I had an easy way to check – the main thing that I was backing up was my pictures, and those are sorted automatically into folders based on the date they were taken. So I pulled up the web browser to look at the restorable files after restarting CrashPlan.
And promptly had a mini-freak out. There was a gap between 2012-03-13 and 2012-07-29. And not just because I hadn’t been taking photos that much.
Which means one thing: backups weren’t succeeding, but I was told everything was OK.
This was Not. Good. And I was Not. Impressed.
My “Last backup” times apparently meant “Last connected”. Which means:
4. The Backup status report is misleading
Ironically, the backup status report sample that CrashPlan has in their docs (dated June 15th 2009) fixes this problem.
I imagine people saw the two times and were confused, so CrashPlan merged the two times. In my case, that’s an oops since it covered up a serious problem.
Now, none of this is truly serious for the simple fact that I haven’t lost any data, and I’m thankful for that. I’m just glad I found this before any data loss did occur, because I’ve been lax in backing up to an alternate location. In fact. it’s vaguely amusing at how an easily fixed root cause (Crashplan running out of RAM to presumably stash file metadata) coupled with a over-simplified status report and ineffective monitoring created a much more serious effect.
And how CrashPlan can probably fix this:
- Quick fix: Catch the outofmemory errors, and tell the user or resolve it automatically.
It seems to be based on the size of the files that people are backing up, not the number of files, which to me makes me think that their block detection/hashing algorithm is what’s chewing up memory. I’d guess that 99% of the clients will probably never hi, say, 1.5TB of files.
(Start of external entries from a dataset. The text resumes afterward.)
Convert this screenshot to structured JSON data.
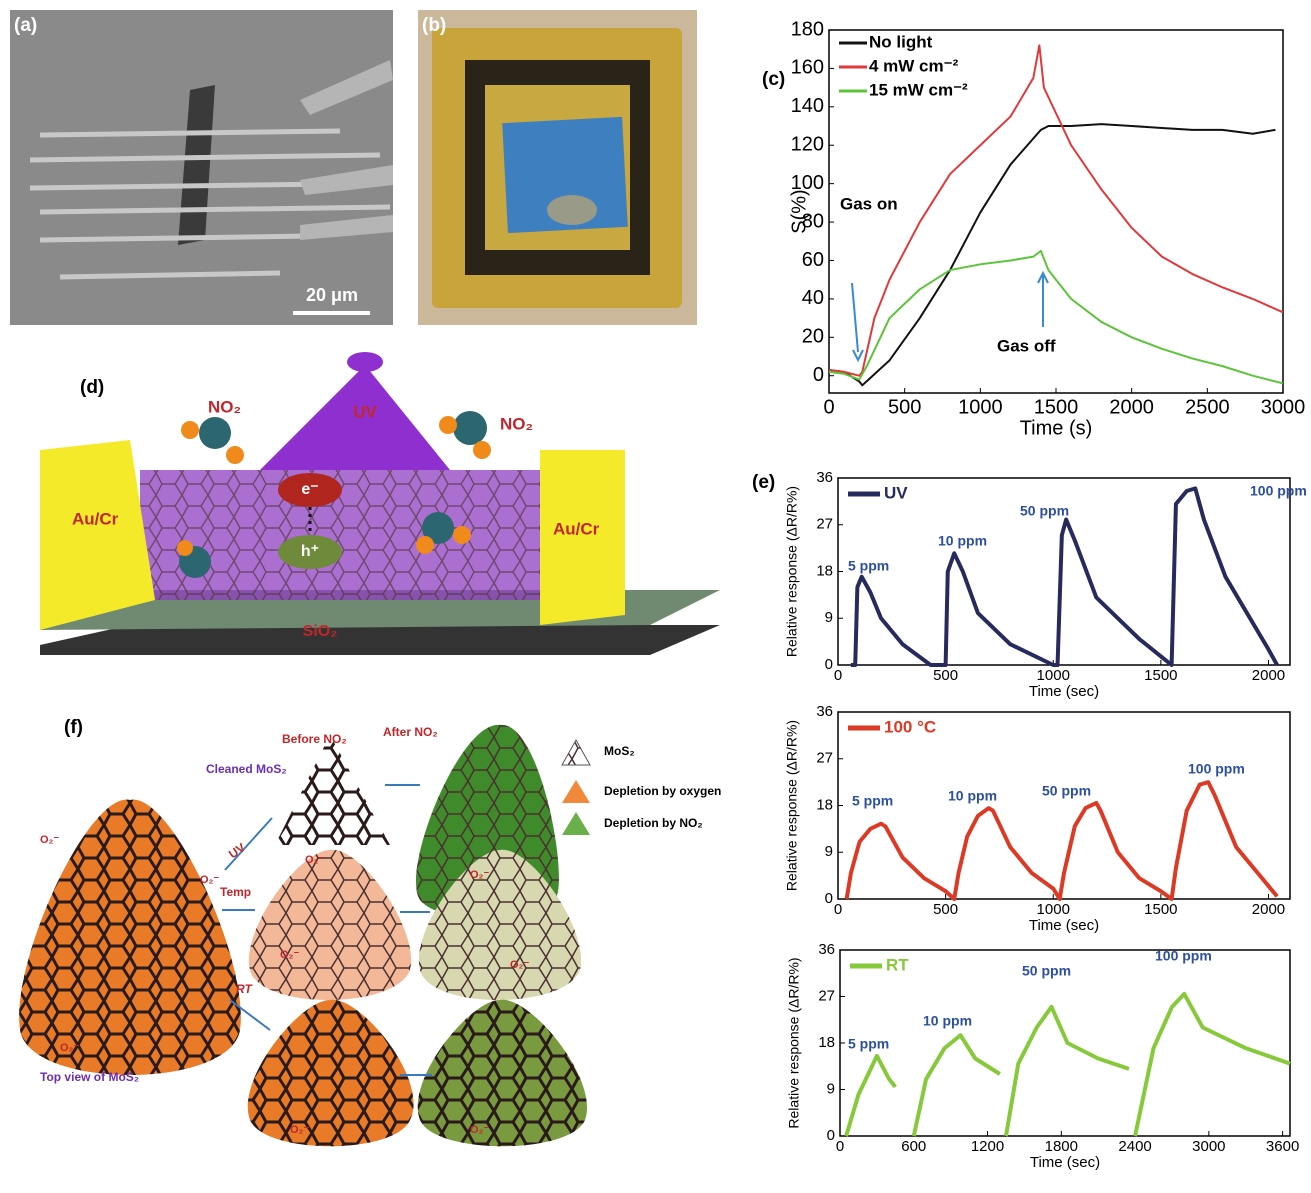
{
  "figure": {
    "a": {
      "label": "(a)",
      "scale": "20 μm"
    },
    "b": {
      "label": "(b)"
    },
    "d": {
      "label": "(d)",
      "texts": [
        "NO₂",
        "NO₂",
        "UV",
        "Au/Cr",
        "Au/Cr",
        "e⁻",
        "h⁺",
        "SiO₂"
      ]
    },
    "f": {
      "label": "(f)",
      "texts": [
        "Before NO₂",
        "After NO₂",
        "Cleaned MoS₂",
        "MoS₂",
        "Depletion by oxygen",
        "Depletion by NO₂",
        "UV",
        "Temp",
        "RT",
        "Top view of MoS₂"
      ],
      "oxygen": "O₂⁻"
    }
  },
  "chart_data": [
    {
      "type": "line",
      "panel": "(c)",
      "xlabel": "Time (s)",
      "ylabel": "S(%)",
      "xlim": [
        0,
        3000
      ],
      "ylim": [
        -9,
        180
      ],
      "xticks": [
        0,
        500,
        1000,
        1500,
        2000,
        2500,
        3000
      ],
      "yticks": [
        0,
        20,
        40,
        60,
        80,
        100,
        120,
        140,
        160,
        180
      ],
      "annotations": [
        "Gas on",
        "Gas off"
      ],
      "series": [
        {
          "name": "No light",
          "color": "#111111",
          "x": [
            0,
            100,
            200,
            220,
            400,
            600,
            800,
            1000,
            1200,
            1400,
            1450,
            1600,
            1800,
            2000,
            2200,
            2400,
            2600,
            2800,
            2950
          ],
          "values": [
            3,
            2,
            -3,
            -5,
            8,
            30,
            55,
            85,
            110,
            128,
            130,
            130,
            131,
            130,
            129,
            128,
            128,
            126,
            128
          ]
        },
        {
          "name": "4 mW cm⁻²",
          "color": "#e0393b",
          "x": [
            0,
            100,
            200,
            220,
            300,
            400,
            600,
            800,
            1000,
            1200,
            1350,
            1390,
            1420,
            1600,
            1800,
            2000,
            2200,
            2400,
            2600,
            2800,
            3000
          ],
          "values": [
            3,
            2,
            0,
            2,
            30,
            50,
            80,
            105,
            120,
            135,
            155,
            172,
            150,
            120,
            97,
            77,
            62,
            53,
            46,
            40,
            33
          ]
        },
        {
          "name": "15 mW cm⁻²",
          "color": "#5cc43a",
          "x": [
            0,
            100,
            200,
            250,
            400,
            600,
            800,
            1000,
            1200,
            1350,
            1400,
            1450,
            1600,
            1800,
            2000,
            2200,
            2400,
            2600,
            2800,
            3000
          ],
          "values": [
            2,
            1,
            -2,
            5,
            30,
            45,
            55,
            58,
            60,
            62,
            65,
            55,
            40,
            28,
            20,
            14,
            9,
            5,
            0,
            -4
          ]
        }
      ]
    },
    {
      "type": "line",
      "panel": "(e)",
      "xlabel": "Time (sec)",
      "ylabel": "Relative response (ΔR/R%)",
      "xlim": [
        0,
        2100
      ],
      "ylim": [
        0,
        36
      ],
      "xticks": [
        0,
        500,
        1000,
        1500,
        2000
      ],
      "yticks": [
        0,
        9,
        18,
        27,
        36
      ],
      "annotations": [
        "5 ppm",
        "10 ppm",
        "50 ppm",
        "100 ppm"
      ],
      "series": [
        {
          "name": "UV",
          "color": "#272a5c",
          "x": [
            60,
            80,
            90,
            110,
            150,
            200,
            300,
            430,
            500,
            510,
            540,
            580,
            650,
            800,
            1000,
            1020,
            1040,
            1060,
            1100,
            1200,
            1400,
            1520,
            1550,
            1570,
            1620,
            1660,
            1700,
            1800,
            1900,
            2000,
            2040
          ],
          "values": [
            0,
            0,
            15,
            17,
            14,
            9,
            4,
            0,
            0,
            18,
            21.5,
            18,
            10,
            4,
            0,
            0,
            25,
            28,
            24,
            13,
            5,
            1,
            0,
            31,
            33.5,
            34,
            28,
            17,
            10,
            3,
            0
          ]
        }
      ]
    },
    {
      "type": "line",
      "xlabel": "Time (sec)",
      "ylabel": "Relative response (ΔR/R%)",
      "xlim": [
        0,
        2100
      ],
      "ylim": [
        0,
        36
      ],
      "xticks": [
        0,
        500,
        1000,
        1500,
        2000
      ],
      "yticks": [
        0,
        9,
        18,
        27,
        36
      ],
      "annotations": [
        "5 ppm",
        "10 ppm",
        "50 ppm",
        "100 ppm"
      ],
      "series": [
        {
          "name": "100 °C",
          "color": "#dc3a25",
          "x": [
            40,
            60,
            100,
            150,
            200,
            220,
            300,
            400,
            500,
            540,
            560,
            600,
            650,
            700,
            720,
            800,
            900,
            1000,
            1030,
            1050,
            1100,
            1150,
            1200,
            1220,
            1300,
            1400,
            1500,
            1550,
            1570,
            1620,
            1680,
            1720,
            1750,
            1850,
            1950,
            2040
          ],
          "values": [
            0,
            5,
            11,
            13.5,
            14.5,
            14,
            8,
            4,
            1.5,
            0,
            5,
            12,
            16,
            17.5,
            17,
            10,
            5,
            2,
            0,
            5,
            14,
            17.5,
            18.5,
            17,
            9,
            4,
            1.5,
            0,
            6,
            17,
            22,
            22.5,
            20,
            10,
            5,
            0.5
          ]
        }
      ]
    },
    {
      "type": "line",
      "xlabel": "Time (sec)",
      "ylabel": "Relative response (ΔR/R%)",
      "xlim": [
        0,
        3660
      ],
      "ylim": [
        0,
        36
      ],
      "xticks": [
        0,
        600,
        1200,
        1800,
        2400,
        3000,
        3600
      ],
      "yticks": [
        0,
        9,
        18,
        27,
        36
      ],
      "annotations": [
        "5 ppm",
        "10 ppm",
        "50 ppm",
        "100 ppm"
      ],
      "series": [
        {
          "name": "RT",
          "color": "#86c93a",
          "x": [
            50,
            150,
            250,
            300,
            400,
            450,
            500,
            600,
            700,
            850,
            980,
            1100,
            1300,
            1320,
            1350,
            1450,
            1600,
            1720,
            1850,
            2100,
            2350,
            2370,
            2400,
            2550,
            2700,
            2800,
            2950,
            3300,
            3660
          ],
          "values": [
            0,
            8,
            13,
            15.5,
            11,
            9.5,
            null,
            0,
            11,
            17,
            19.5,
            15,
            12,
            null,
            0,
            14,
            21,
            25,
            18,
            15,
            13,
            null,
            0,
            17,
            25,
            27.5,
            21,
            17,
            14
          ]
        }
      ]
    }
  ]
}
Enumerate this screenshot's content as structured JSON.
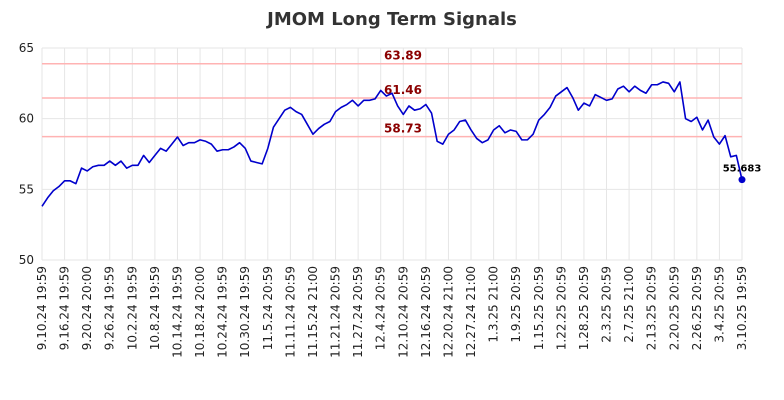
{
  "chart_data": {
    "type": "line",
    "title": "JMOM Long Term Signals",
    "xlabel": "",
    "ylabel": "",
    "ylim": [
      50,
      65
    ],
    "yticks": [
      50,
      55,
      60,
      65
    ],
    "grid": true,
    "colors": {
      "line": "#0000cc",
      "level_line": "#ffb3b3",
      "level_text": "#8b0000",
      "grid": "#e6e6e6"
    },
    "x_tick_labels": [
      "9.10.24 19:59",
      "9.16.24 19:59",
      "9.20.24 20:00",
      "9.26.24 19:59",
      "10.2.24 19:59",
      "10.8.24 19:59",
      "10.14.24 19:59",
      "10.18.24 20:00",
      "10.24.24 19:59",
      "10.30.24 19:59",
      "11.5.24 20:59",
      "11.11.24 20:59",
      "11.15.24 21:00",
      "11.21.24 20:59",
      "11.27.24 20:59",
      "12.4.24 20:59",
      "12.10.24 20:59",
      "12.16.24 20:59",
      "12.20.24 21:00",
      "12.27.24 21:00",
      "1.3.25 21:00",
      "1.9.25 20:59",
      "1.15.25 20:59",
      "1.22.25 20:59",
      "1.28.25 20:59",
      "2.3.25 20:59",
      "2.7.25 21:00",
      "2.13.25 20:59",
      "2.20.25 20:59",
      "2.26.25 20:59",
      "3.4.25 20:59",
      "3.10.25 19:59"
    ],
    "levels": [
      {
        "value": 63.89,
        "label": "63.89"
      },
      {
        "value": 61.46,
        "label": "61.46"
      },
      {
        "value": 58.73,
        "label": "58.73"
      }
    ],
    "last_value_label": "55.683",
    "series": [
      {
        "values": [
          53.8,
          54.4,
          54.9,
          55.2,
          55.6,
          55.6,
          55.4,
          56.5,
          56.3,
          56.6,
          56.7,
          56.7,
          57.0,
          56.7,
          57.0,
          56.5,
          56.7,
          56.7,
          57.4,
          56.9,
          57.4,
          57.9,
          57.7,
          58.2,
          58.7,
          58.1,
          58.3,
          58.3,
          58.5,
          58.4,
          58.2,
          57.7,
          57.8,
          57.8,
          58.0,
          58.3,
          57.9,
          57.0,
          56.9,
          56.8,
          57.9,
          59.4,
          60.0,
          60.6,
          60.8,
          60.5,
          60.3,
          59.6,
          58.9,
          59.3,
          59.6,
          59.8,
          60.5,
          60.8,
          61.0,
          61.3,
          60.9,
          61.3,
          61.3,
          61.4,
          62.0,
          61.6,
          61.8,
          60.9,
          60.3,
          60.9,
          60.6,
          60.7,
          61.0,
          60.4,
          58.4,
          58.2,
          58.9,
          59.2,
          59.8,
          59.9,
          59.2,
          58.6,
          58.3,
          58.5,
          59.2,
          59.5,
          59.0,
          59.2,
          59.1,
          58.5,
          58.5,
          58.9,
          59.9,
          60.3,
          60.8,
          61.6,
          61.9,
          62.2,
          61.5,
          60.6,
          61.1,
          60.9,
          61.7,
          61.5,
          61.3,
          61.4,
          62.1,
          62.3,
          61.9,
          62.3,
          62.0,
          61.8,
          62.4,
          62.4,
          62.6,
          62.5,
          61.9,
          62.6,
          60.0,
          59.8,
          60.1,
          59.2,
          59.9,
          58.7,
          58.2,
          58.8,
          57.3,
          57.4,
          55.683
        ]
      }
    ]
  }
}
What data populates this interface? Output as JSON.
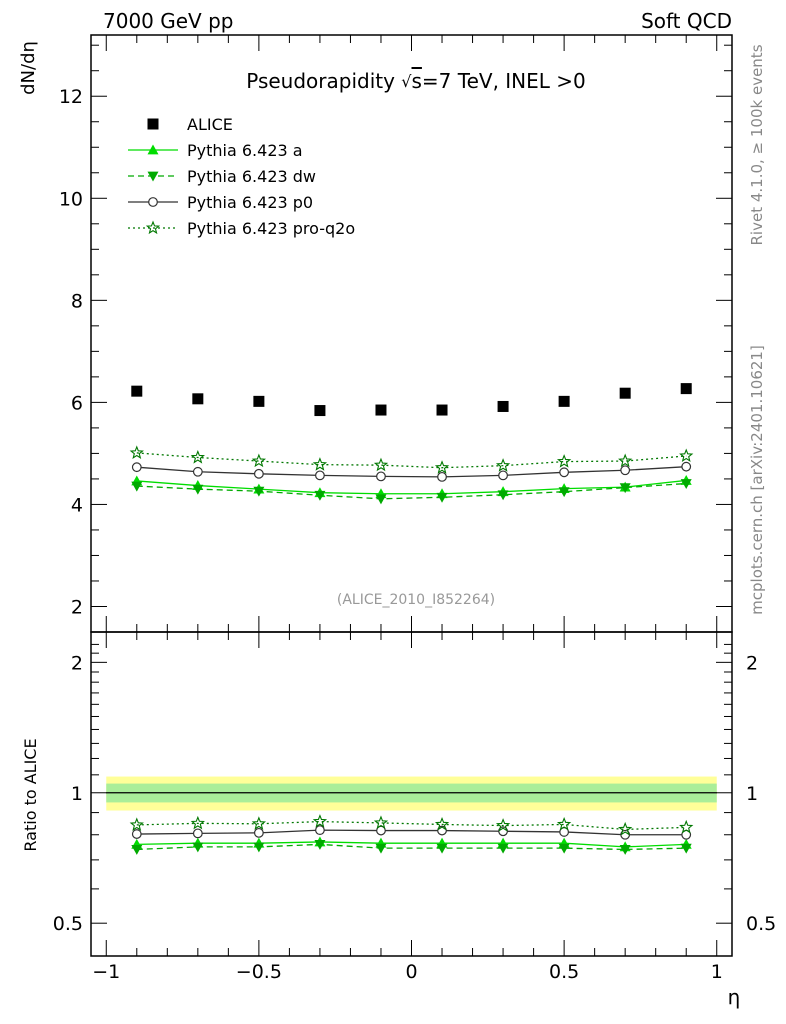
{
  "header": {
    "left": "7000 GeV pp",
    "right": "Soft QCD"
  },
  "side": {
    "rivet": "Rivet 4.1.0, ≥ 100k events",
    "mcplots": "mcplots.cern.ch [arXiv:2401.10621]"
  },
  "chart_data": [
    {
      "type": "scatter",
      "title_prefix": "Pseudorapidity ",
      "title_sqrt": "√",
      "title_s": "s",
      "title_suffix": "=7 TeV, INEL >0",
      "ylabel": "dN/dη",
      "ylim": [
        1.5,
        13.2
      ],
      "yticks": [
        2,
        4,
        6,
        8,
        10,
        12
      ],
      "watermark": "(ALICE_2010_I852264)",
      "x": [
        -0.9,
        -0.7,
        -0.5,
        -0.3,
        -0.1,
        0.1,
        0.3,
        0.5,
        0.7,
        0.9
      ],
      "series": [
        {
          "name": "ALICE",
          "color": "#000000",
          "marker": "square",
          "line": "none",
          "values": [
            6.22,
            6.07,
            6.02,
            5.84,
            5.85,
            5.85,
            5.92,
            6.02,
            6.18,
            6.27
          ]
        },
        {
          "name": "Pythia 6.423 a",
          "color": "#00dd00",
          "marker": "triangle-up",
          "line": "solid",
          "values": [
            4.46,
            4.37,
            4.3,
            4.23,
            4.21,
            4.21,
            4.25,
            4.31,
            4.34,
            4.47
          ]
        },
        {
          "name": "Pythia 6.423 dw",
          "color": "#00aa00",
          "marker": "triangle-down",
          "line": "dashed",
          "values": [
            4.36,
            4.3,
            4.26,
            4.18,
            4.11,
            4.14,
            4.19,
            4.25,
            4.33,
            4.41
          ]
        },
        {
          "name": "Pythia 6.423 p0",
          "color": "#333333",
          "marker": "circle-open",
          "line": "solid",
          "values": [
            4.73,
            4.64,
            4.6,
            4.57,
            4.55,
            4.54,
            4.57,
            4.63,
            4.67,
            4.74
          ]
        },
        {
          "name": "Pythia 6.423 pro-q2o",
          "color": "#007700",
          "marker": "star-open",
          "line": "dotted",
          "values": [
            5.01,
            4.92,
            4.85,
            4.78,
            4.77,
            4.72,
            4.76,
            4.84,
            4.85,
            4.95
          ]
        }
      ]
    },
    {
      "type": "scatter",
      "ylabel": "Ratio to ALICE",
      "xlabel": "η",
      "ylim": [
        0.42,
        2.35
      ],
      "yscale": "log",
      "yticks": [
        0.5,
        1,
        2
      ],
      "xlim": [
        -1.05,
        1.05
      ],
      "xticks": [
        -1,
        -0.5,
        0,
        0.5,
        1
      ],
      "x": [
        -0.9,
        -0.7,
        -0.5,
        -0.3,
        -0.1,
        0.1,
        0.3,
        0.5,
        0.7,
        0.9
      ],
      "band_outer": [
        0.91,
        1.09
      ],
      "band_inner": [
        0.95,
        1.05
      ],
      "series": [
        {
          "name": "Pythia 6.423 a",
          "color": "#00dd00",
          "marker": "triangle-up",
          "line": "solid",
          "values": [
            0.76,
            0.765,
            0.765,
            0.77,
            0.765,
            0.765,
            0.765,
            0.765,
            0.75,
            0.76
          ]
        },
        {
          "name": "Pythia 6.423 dw",
          "color": "#00aa00",
          "marker": "triangle-down",
          "line": "dashed",
          "values": [
            0.74,
            0.75,
            0.75,
            0.76,
            0.745,
            0.745,
            0.745,
            0.745,
            0.74,
            0.745
          ]
        },
        {
          "name": "Pythia 6.423 p0",
          "color": "#333333",
          "marker": "circle-open",
          "line": "solid",
          "values": [
            0.803,
            0.806,
            0.808,
            0.82,
            0.818,
            0.818,
            0.815,
            0.812,
            0.8,
            0.8
          ]
        },
        {
          "name": "Pythia 6.423 pro-q2o",
          "color": "#007700",
          "marker": "star-open",
          "line": "dotted",
          "values": [
            0.843,
            0.85,
            0.848,
            0.858,
            0.852,
            0.845,
            0.84,
            0.845,
            0.823,
            0.832
          ]
        }
      ]
    }
  ]
}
But for the 1% that do, notify them instead of failing silently. I could have had the problem resolved quickly if I had been told about it. Missing a week (assuming weekly status reports) is far preferable to missing 4 and a half months.
Alternatively, where it’s just a flag in a command line, rewrite the flag automatically. UAC on Windows will cause some problems, but CrashPlan is writing to the Program Data folder perfectly fine, so moving the flags there should work. Some fancy scaling could be brought in (eg. limit it to no more than 1/2 the system RAM, up the size by 32MB each time you hit an OOM error) to make it even
- Long term fix: Drastically reduce memory usage.
I’m backing up ~3TB of files and it’s using just under a gig of RAM to hold everything. It sounds pretty unoptimal, especially considering that the error is a heap error (which tends to mean memory leaks somewhere). Can’t speculate much without knowing the internals, so I won’t.
And as far as I can tell there are no docs on the Crashplan website that explain how to up the memory limit.
So for the record,under Windows the config file is at
C:\Program Files\CrashPlan\CrashPlanService.ini, and at
/usr/local/crashplan/bin/run.conf on Linux.
You’re looking for the option “-Xmx256M” – I changed it to “-Xmx1536M”, you can change it to something and test it.
Tip for Windows users: Run your text editor as Administrator if you’re using Vista/7. We’re trying to edit a file in Program Files, UAC will silently block saves, which is incredibly annoying until you know what causes it.
Also, I thought they might at least standardize on a file location, if not name, where they’re using supposedly cross-platform Java. But nope!